Das Vertrauen in den deutschen Finanzplatz wurde plötzlich in Frage gestellt. Wenige Wochen später wird nun immer deutlicher, dass die bestehenden Regulierungen und Aufsichtsinstitutionen weiterentwickelt werden müssen. Ein wichtiges Element dabei ist mehr Transparenz: seitens der Unternehmen, der Abschlussprüfer und der staatlichen Aufsichtsbehörden.

Mehr Transparenz seitens der Unternehmen

Wirecard wurde in den vergangenen Jahren immer wieder vorgeworfen, nicht transparent über Besonderheiten des Geschäftsmodells zu berichten, wie zum Beispiel über die Abwicklung von Transaktionsvolumina über externe Acquiring-Partner. Die Eignung des Corporate-Governance-Systems konnte daher nur bedingt beurteilt werden. Attacken von Shortsellern waren damit theoretisch begründet, können ein Korrektiv hin zu einer transparenteren Informationspolitik darstellen und zu einer effizienteren Preisfindung führen.

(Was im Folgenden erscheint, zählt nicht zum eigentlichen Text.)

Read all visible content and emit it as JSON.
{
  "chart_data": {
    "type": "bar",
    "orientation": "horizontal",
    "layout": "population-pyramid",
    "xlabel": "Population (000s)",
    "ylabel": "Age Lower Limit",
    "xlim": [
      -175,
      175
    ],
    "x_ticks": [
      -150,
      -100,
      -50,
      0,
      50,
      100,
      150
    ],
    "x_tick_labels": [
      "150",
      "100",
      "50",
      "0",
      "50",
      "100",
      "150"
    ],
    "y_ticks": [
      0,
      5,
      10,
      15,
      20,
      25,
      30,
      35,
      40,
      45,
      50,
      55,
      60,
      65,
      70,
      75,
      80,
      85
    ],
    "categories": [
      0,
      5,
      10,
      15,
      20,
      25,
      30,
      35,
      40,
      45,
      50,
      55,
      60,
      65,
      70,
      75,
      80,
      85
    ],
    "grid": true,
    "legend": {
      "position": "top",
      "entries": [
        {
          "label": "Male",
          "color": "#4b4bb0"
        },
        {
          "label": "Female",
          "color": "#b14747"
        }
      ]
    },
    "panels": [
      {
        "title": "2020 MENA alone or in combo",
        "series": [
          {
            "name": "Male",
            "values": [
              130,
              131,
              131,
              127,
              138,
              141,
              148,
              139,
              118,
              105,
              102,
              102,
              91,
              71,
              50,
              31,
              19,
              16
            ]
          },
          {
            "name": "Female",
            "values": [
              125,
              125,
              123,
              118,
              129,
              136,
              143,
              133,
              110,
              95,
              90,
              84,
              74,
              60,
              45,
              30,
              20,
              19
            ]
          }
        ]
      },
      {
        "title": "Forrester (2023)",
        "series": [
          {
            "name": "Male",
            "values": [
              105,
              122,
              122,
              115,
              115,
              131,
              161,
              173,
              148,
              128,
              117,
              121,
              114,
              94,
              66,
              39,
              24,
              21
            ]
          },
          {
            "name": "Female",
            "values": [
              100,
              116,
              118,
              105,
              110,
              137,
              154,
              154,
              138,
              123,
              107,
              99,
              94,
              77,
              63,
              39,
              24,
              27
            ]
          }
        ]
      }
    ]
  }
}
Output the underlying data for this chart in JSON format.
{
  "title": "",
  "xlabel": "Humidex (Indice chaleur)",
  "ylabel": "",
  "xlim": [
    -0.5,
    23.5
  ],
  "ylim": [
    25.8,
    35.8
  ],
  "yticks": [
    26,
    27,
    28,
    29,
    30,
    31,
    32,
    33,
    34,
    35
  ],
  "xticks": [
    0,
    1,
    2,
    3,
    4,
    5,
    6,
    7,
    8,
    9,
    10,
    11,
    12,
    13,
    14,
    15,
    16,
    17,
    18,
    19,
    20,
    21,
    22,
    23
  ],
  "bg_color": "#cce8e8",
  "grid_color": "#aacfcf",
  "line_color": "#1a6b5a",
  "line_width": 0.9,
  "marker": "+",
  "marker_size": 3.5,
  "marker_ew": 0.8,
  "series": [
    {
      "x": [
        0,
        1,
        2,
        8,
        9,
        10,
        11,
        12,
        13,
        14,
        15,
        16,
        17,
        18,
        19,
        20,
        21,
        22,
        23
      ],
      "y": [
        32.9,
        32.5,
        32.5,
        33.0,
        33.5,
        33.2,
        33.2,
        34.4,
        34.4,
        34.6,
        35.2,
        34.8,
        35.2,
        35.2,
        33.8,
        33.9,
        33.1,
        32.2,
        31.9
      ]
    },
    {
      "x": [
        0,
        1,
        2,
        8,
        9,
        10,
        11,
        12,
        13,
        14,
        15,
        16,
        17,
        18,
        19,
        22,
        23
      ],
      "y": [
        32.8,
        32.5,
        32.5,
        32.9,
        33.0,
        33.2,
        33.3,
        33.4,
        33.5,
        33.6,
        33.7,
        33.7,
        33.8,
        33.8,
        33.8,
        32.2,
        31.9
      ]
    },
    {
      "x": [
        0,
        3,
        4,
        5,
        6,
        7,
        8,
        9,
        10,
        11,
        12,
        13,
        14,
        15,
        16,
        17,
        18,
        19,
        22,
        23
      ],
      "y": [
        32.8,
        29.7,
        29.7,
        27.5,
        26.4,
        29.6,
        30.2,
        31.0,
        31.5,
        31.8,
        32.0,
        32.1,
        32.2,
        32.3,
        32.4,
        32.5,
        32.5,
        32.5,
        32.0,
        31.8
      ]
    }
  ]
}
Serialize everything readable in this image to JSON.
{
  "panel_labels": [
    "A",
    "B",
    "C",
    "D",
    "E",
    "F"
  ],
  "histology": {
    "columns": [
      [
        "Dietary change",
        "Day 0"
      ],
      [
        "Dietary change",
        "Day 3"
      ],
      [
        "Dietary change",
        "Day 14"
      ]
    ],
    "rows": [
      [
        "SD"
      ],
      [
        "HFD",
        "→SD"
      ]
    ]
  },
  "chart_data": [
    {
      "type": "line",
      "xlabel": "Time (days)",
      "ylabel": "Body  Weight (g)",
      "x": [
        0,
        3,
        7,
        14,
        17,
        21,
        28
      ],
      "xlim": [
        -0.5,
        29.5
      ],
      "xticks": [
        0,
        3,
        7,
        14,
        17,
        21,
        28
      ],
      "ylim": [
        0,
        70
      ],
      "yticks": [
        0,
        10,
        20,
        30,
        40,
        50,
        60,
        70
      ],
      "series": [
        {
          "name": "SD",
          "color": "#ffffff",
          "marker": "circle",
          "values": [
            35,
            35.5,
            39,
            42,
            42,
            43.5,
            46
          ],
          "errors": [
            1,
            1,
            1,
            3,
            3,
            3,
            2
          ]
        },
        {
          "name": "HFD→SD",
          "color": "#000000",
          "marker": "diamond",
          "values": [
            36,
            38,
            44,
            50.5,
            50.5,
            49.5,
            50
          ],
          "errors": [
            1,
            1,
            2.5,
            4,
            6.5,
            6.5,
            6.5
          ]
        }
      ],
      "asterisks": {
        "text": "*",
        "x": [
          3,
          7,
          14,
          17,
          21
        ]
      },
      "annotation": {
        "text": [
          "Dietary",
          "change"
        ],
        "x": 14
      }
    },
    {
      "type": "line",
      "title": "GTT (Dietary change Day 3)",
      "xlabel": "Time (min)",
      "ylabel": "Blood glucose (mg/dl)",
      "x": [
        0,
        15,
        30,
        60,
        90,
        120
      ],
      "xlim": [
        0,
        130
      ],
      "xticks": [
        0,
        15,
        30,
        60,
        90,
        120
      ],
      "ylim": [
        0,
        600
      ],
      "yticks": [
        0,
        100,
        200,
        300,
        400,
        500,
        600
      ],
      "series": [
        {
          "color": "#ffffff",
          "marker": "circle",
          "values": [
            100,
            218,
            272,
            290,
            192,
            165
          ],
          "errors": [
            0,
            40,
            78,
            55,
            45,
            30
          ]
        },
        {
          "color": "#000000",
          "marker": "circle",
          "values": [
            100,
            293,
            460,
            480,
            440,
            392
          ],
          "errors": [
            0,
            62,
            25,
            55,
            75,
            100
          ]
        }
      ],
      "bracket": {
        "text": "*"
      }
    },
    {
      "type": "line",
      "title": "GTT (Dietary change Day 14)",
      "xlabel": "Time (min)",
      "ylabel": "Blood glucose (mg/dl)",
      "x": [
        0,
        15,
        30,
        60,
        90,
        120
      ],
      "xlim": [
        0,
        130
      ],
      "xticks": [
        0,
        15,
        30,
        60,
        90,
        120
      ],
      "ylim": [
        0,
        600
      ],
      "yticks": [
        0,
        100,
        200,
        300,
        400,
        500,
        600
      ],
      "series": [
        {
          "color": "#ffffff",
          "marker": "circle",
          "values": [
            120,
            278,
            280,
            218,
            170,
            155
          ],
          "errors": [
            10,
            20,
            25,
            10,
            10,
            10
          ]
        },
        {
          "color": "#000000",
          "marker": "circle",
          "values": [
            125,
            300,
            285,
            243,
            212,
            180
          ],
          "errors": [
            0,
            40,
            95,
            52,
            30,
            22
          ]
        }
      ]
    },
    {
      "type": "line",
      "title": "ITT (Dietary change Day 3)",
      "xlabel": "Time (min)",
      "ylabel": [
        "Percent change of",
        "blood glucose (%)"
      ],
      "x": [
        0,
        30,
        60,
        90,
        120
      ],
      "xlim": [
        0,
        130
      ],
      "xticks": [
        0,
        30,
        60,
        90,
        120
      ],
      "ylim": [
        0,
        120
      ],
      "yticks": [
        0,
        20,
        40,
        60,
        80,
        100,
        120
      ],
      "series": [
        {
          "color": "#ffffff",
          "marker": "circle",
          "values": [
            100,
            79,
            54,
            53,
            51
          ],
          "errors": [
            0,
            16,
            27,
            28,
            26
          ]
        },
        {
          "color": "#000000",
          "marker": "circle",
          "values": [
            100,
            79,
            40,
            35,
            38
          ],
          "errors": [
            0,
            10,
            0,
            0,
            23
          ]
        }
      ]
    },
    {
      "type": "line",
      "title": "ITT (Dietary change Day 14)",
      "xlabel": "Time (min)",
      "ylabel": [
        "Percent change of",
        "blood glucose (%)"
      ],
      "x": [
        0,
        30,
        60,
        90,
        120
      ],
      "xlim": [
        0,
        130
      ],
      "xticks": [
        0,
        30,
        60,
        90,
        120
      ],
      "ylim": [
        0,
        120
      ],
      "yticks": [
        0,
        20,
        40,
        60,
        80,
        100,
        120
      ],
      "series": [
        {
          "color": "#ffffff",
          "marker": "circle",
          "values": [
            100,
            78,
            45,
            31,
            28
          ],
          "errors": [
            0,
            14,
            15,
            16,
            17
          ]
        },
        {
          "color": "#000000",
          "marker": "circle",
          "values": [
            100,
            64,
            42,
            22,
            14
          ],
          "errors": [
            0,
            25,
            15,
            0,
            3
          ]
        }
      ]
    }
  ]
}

Der Fall Wirecard zeigt aber auch, dass neben der klassischen Finanzberichterstattung auch die nichtfinanzielle Berichterstattung mit den sogenannten Corporate-Social-Responsibility (CSR)-Berichten gestärkt werden sollte. Schon heute enthalten diese Angaben zu Umwelt-, Sozial- und Arbeitnehmerbelangen, zur Achtung der Menschenrechte und zur Bekämpfung von Korruption und Bestechung; die Inhalte sind aber oftmals oberflächlich und liefern wenig relevante Informationen. Der CSR-Bericht von Wirecard zum Geschäftsjahr 2018 zeigt dies exemplarisch. Daher sollte der laufende Konsultationsprozess zur EU-Richtlinie zur CSR-Berichterstattung genutzt werden, um diese fortzuentwickeln; speziell im Hinblick auf Corporate-Governance-Erläuterungen. Ferner sollte die CSR-Berichterstattung ein verpflichtender Teil des Lageberichts werden, womit sie auch der Prüfung durch den Abschlussprüfer unterläge.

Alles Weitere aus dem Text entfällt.